Make this bash script executable with chmod +x ${INSTALL_DIR}/pipeline/bin/helloWorld and execute the pipeline as follows:

nextflow run main.nf -profile test,singularity

Then, the file ${INSTALL_DIR}/pipeline/results/helloWorld/helloWorld.txt will contain Buenos dias! instead of Hello World!. This means that singularity uses the bash script in ${INSTALL_DIR}/pipeline/bin/helloWorld instead of the helloWorld executable which has been installed inside the image which raises reproducibility issue we can avoid by installing the tools in the folder pipeline/bin/fromSource which is not in the PATH.

What privileges do I need to build the singularity images?

There are several ways.

  • Using Geniac CLI (see Install the pipeline with the singularity images):

    • if you have the sudo privileges, use the singularity mode,

    • if your are allowed to use the fakeroot option, use the singularityfakeroot mode.

  • Using standard cmake options:

    • if you have the sudo privileges, pass the option -Dap_install_singularity_images=ON to cmake, and then run sudo make (see Install and run with singularity),

    • if your are allowed to use the fakeroot option, pass both options -Dap_install_singularity_images=ON and -Dap_singularity_build_options=--fakeroot to cmake, and then run make.

What is the difference between singularity and apptainer?

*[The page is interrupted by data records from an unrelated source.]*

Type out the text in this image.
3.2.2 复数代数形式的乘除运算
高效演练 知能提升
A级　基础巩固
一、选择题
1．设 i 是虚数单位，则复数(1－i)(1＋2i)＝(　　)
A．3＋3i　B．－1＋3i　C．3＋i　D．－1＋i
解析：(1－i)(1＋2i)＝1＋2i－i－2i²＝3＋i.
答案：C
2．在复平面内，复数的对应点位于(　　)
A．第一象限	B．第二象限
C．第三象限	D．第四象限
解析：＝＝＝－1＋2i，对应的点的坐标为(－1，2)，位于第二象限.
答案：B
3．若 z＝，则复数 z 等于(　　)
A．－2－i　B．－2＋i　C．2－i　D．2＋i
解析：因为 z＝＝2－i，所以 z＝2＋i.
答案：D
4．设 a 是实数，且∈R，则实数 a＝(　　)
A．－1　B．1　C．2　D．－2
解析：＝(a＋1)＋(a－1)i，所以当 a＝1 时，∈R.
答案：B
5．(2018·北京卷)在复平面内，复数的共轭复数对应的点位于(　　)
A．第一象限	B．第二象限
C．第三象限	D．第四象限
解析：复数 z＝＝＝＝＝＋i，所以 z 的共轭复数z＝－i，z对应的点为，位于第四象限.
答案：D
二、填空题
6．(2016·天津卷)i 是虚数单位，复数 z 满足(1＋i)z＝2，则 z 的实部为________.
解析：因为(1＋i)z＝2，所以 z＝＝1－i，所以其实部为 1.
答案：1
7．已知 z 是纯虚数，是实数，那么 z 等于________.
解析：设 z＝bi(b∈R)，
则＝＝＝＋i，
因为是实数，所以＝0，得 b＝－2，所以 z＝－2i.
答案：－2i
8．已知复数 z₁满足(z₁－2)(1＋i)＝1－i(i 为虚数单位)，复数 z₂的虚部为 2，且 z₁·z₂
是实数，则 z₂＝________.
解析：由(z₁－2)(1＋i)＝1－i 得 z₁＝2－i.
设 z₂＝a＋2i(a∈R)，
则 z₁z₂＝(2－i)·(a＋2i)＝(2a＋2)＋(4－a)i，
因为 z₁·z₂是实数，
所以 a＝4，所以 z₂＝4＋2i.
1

In may 2021, the commercial entity sylabs behind Singularity forked the project. The original Singularity repository has been moved to https://github.com/apptainer/singularity which will persist as an archive and be set to read-only after the first release of Apptainer (https://github.com/apptainer/apptainer). Apptainer will provide singularity as a command line link and will maintain as much of the CLI and environment functionality as possible. From the user’s perspective, very little, if anything, will change.